I'm using [Thrift][] as much for its simple RPC underpinnings as the message
format. I wanted to consistently distribute some processing and bother
as little as possible with node lookup. This is the simplest thing that
I came up with that sort-of works: a flat peer-to-peer network with each
node keeping up with the state of all the nodes as well as it can. This
necessarily limits the ring's ability to scale beyond dozens of nodes.

# diststore #

Diststore is an example of an application that can be layered atop the
thrifty-p2p location service. It's a toy version of a distributed key-value
store of the sort that all the cool kids are doing these days. The underlying
peer-to-peer implementation makes no attempt to optimize for large scales, so
don't get too excited about deploying this in production. Rather, it's
provided for instruction and testing.

Although diststore.thrift uses locator.thrift for a lot of its interfaces,
the implementation overloads some of the base methods as an illustration 
of how this simple library might be used in other projects.
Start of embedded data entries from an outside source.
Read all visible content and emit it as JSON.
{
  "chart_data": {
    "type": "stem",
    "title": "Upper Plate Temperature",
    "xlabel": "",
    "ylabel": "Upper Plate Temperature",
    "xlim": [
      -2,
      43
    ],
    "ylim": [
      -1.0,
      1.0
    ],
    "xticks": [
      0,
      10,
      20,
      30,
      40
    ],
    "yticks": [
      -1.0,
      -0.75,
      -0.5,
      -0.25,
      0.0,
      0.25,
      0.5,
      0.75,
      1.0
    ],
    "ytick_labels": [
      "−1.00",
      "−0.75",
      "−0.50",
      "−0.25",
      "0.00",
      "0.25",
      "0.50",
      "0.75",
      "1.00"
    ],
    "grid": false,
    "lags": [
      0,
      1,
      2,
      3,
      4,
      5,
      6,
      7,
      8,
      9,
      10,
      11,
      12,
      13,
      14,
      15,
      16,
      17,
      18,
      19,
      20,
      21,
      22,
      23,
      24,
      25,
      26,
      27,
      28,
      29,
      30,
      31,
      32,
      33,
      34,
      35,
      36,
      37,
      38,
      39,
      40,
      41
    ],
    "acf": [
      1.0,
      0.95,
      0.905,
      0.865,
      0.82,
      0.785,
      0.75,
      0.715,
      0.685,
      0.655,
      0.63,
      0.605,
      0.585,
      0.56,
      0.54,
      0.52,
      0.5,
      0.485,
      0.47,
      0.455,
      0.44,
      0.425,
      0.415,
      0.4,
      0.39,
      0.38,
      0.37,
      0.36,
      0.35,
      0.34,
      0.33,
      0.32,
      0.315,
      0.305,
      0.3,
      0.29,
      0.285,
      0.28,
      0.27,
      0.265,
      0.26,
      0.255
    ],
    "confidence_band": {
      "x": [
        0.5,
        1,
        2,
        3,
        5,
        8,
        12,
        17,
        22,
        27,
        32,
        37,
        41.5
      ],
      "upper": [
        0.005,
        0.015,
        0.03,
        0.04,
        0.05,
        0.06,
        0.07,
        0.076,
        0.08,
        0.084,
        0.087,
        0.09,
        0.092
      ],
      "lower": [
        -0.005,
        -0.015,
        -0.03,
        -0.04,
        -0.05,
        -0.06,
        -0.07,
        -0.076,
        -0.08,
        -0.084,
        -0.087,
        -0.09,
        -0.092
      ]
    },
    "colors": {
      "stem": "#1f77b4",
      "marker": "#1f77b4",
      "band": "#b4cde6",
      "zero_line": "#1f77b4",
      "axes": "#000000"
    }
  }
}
Example usage, run this in a couple terminal windows:

    python storeserver.py

Note how the second and following servers auto-discover the other servers
you've initiated, join them as peers on the network, and find an open port.
Then in another window start populating the store:

    python storeput.py a apple
    python storeput.py b banana
    python storeput.py c crayon
    python storeput.py d dinosaur
    python storeprimer.py

You can then query the store:

    python storeget.py c
    python storetest.py
  
or start a new server, and see how a minimum of the existing keys 
redistribute themselves and an example of consistent hashing:

    python storeserver.py
  
or even stop a server with ctrl-C or a `kill -INT` signal and see 
how the server hands its items off gracefully. However, the system 
is not robust to any more aggressive termination: keys will go missing.

What's happening here? Because every node has a full model of the network, it
knows which node to forward a `get()` request to, or where to hand off its
items when it leaves the network. Key methods here are overridden from
location.LocatorHandler: `add()` and `cleanup()`.

## Programming usage ##

There are two primary thrift interfaces exposed in locator.thrift:
`locator.Base` and `locator.Locator`. `Locator.Base` supports primal methods
such as `ping()`, `service_type()`, `service_types()`, and `die()`, that
don't rely on any of the locator services. `Locator.Locator` implements basic
node location and management: propagating and dropping services on the
network. When creating your own thrift definition, your service should import
locator.thrift and extend one of the two service classes.

When creating a thrift handler implementation, the python class should 
inherit from location.BaseHandler or location.LocatorHandler and the 
Iface stub from your own class generated from your thrift file.